Les réformes à mener sont les suivantes : suppression du statut de la fonction publique hospitalière pour les nouveaux entrants, passage du temps de travail à 1 750 heures annuelles grâce à la suppression des RTT, plus grande autonomie donnée aux managers des hôpitaux et possibilité de mieux rémunérer les agents les plus engagés. Cela passe aussi par la possibilité, comme dans la plupart des pays d’Europe, de confier la responsabilité d’hôpitaux publics à des gestionnaires privés.

Il faut aussi rémunérer les médecins hospitaliers à l’activité et à la qualité, ce que refusent les syndicats hospitaliers, mais ceci incite les meilleurs à partir soigner dans d’autres pays où ils sont considérés à leur juste valeur. Cela passe aussi par une tarification qui valorise l’ambulatoire et les avancées médicales ou organisationnelles.

11 milliards d’euros de plus par an dépensés à l’hôpital en France par rapport à l’Allemagne, 6 milliards de moins en médecine de ville. Sortir d’une vision hospitalo-centrée de notre système de soins est aussi, paradoxalement, la clé de la réforme de l’hôpital car cela désengorgera les urgences et les services de soins.

Le rapport du Haut conseil pour l'avenir de l'assurance maladie (HCAAM) va proposer un scénario de rupture, où les hôpitaux cesseraient d'être le centre de gravité du système. Une perspective conforme à l'orientation définie par Agnès Buzyn, avant même ce rapport, « Abattre les murs de l’hôpital, ouvrir l’hôpital sur l’extérieur, passer de l’hôpital forteresse à l’hôpital interface ». Une bonne nouvelle. Mais, s’agit-il pour les malades d’accéder plus facilement à l’hôpital, ou pour les professionnels de santé de ville d’y entrer plus facilement pour soigner, pour les professionnels de santé des hôpitaux d’en sortir plus facilement pour soigner en dehors de l’hôpital, ou simplement de fluidifier le parcours de soins et l’échange des informations entre l’hôpital et la ville ?

Un des systèmes les plus dépensiers au monde

En pratique, les hôpitaux ne pourront pas se décharger de leurs tâches indues tant que la médecine de ville et les diverses filières de soins de suite ne seront pas responsabilisées, valorisées, et prêtes à prendre en charge les personnes qui relèvent de leurs compétences. Pour permettre à l’hôpital public de se réformer avec plus d’autonomie et de liberté, il faudra aussi revoir l’organisation de l’assurance maladie. L’urgence est de revenir sur le double étage Assurance-maladie obligatoire gérée par la CNAM et assurance complémentaire car nous dépensons aujourd’hui 13,7 milliards d'euros de frais administratifs ce qui en fait l'un des systèmes les plus dépensiers au monde.

La France est en retard

Encore une fois, la France est en retard quand l’Allemagne a fait le choix d’ouvrir ses caisses à la concurrence dès les années 1990 pour susciter les initiatives. Chaque assuré choisit sa caisse en Allemagne entre plusieurs caisses publiques. Il peut même s’assurer auprès d’une caisse privée si ses revenus sont suffisants. Les assurés allemands sont guidés dans le système de soins grâce à des réseaux de soins. Résultat, depuis 2004, l’assurance-maladie en Allemagne est excédentaire.

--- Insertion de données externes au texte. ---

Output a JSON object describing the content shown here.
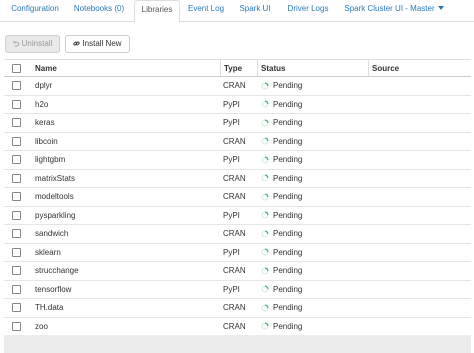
{
  "tabs": [
    {
      "label": "Configuration"
    },
    {
      "label": "Notebooks (0)"
    },
    {
      "label": "Libraries"
    },
    {
      "label": "Event Log"
    },
    {
      "label": "Spark UI"
    },
    {
      "label": "Driver Logs"
    },
    {
      "label": "Spark Cluster UI - Master"
    }
  ],
  "active_tab": "Libraries",
  "toolbar": {
    "uninstall_label": "Uninstall",
    "install_new_label": "Install New"
  },
  "table": {
    "headers": {
      "name": "Name",
      "type": "Type",
      "status": "Status",
      "source": "Source"
    },
    "rows": [
      {
        "name": "dplyr",
        "type": "CRAN",
        "status": "Pending",
        "source": ""
      },
      {
        "name": "h2o",
        "type": "PyPI",
        "status": "Pending",
        "source": ""
      },
      {
        "name": "keras",
        "type": "PyPI",
        "status": "Pending",
        "source": ""
      },
      {
        "name": "libcoin",
        "type": "CRAN",
        "status": "Pending",
        "source": ""
      },
      {
        "name": "lightgbm",
        "type": "PyPI",
        "status": "Pending",
        "source": ""
      },
      {
        "name": "matrixStats",
        "type": "CRAN",
        "status": "Pending",
        "source": ""
      },
      {
        "name": "modeltools",
        "type": "CRAN",
        "status": "Pending",
        "source": ""
      },
      {
        "name": "pysparkling",
        "type": "PyPI",
        "status": "Pending",
        "source": ""
      },
      {
        "name": "sandwich",
        "type": "CRAN",
        "status": "Pending",
        "source": ""
      },
      {
        "name": "sklearn",
        "type": "PyPI",
        "status": "Pending",
        "source": ""
      },
      {
        "name": "strucchange",
        "type": "CRAN",
        "status": "Pending",
        "source": ""
      },
      {
        "name": "tensorflow",
        "type": "PyPI",
        "status": "Pending",
        "source": ""
      },
      {
        "name": "TH.data",
        "type": "CRAN",
        "status": "Pending",
        "source": ""
      },
      {
        "name": "zoo",
        "type": "CRAN",
        "status": "Pending",
        "source": ""
      }
    ]
  },
  "colors": {
    "link": "#2a7ab0",
    "spinner": "#3cb371"
  }
}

La future réforme réussie de l’hôpital public se résume en ces termes : autonomie, délégation de service public, contractualisation des personnels. Mais dépend aussi de la responsabilisation de la médecine de ville et des soins de suite, et de l’équité de traitement entre les différents fournisseurs de soins. Recentrés sur leur véritable rôle, fortement allégés, les hôpitaux redeviendront des organismes complexes mais gérables, où les personnels retrouveront la motivation qui les a fait s’engager dans ces professions.

* Lobbyiste, essayiste, directrice de la Fondation iFRAP.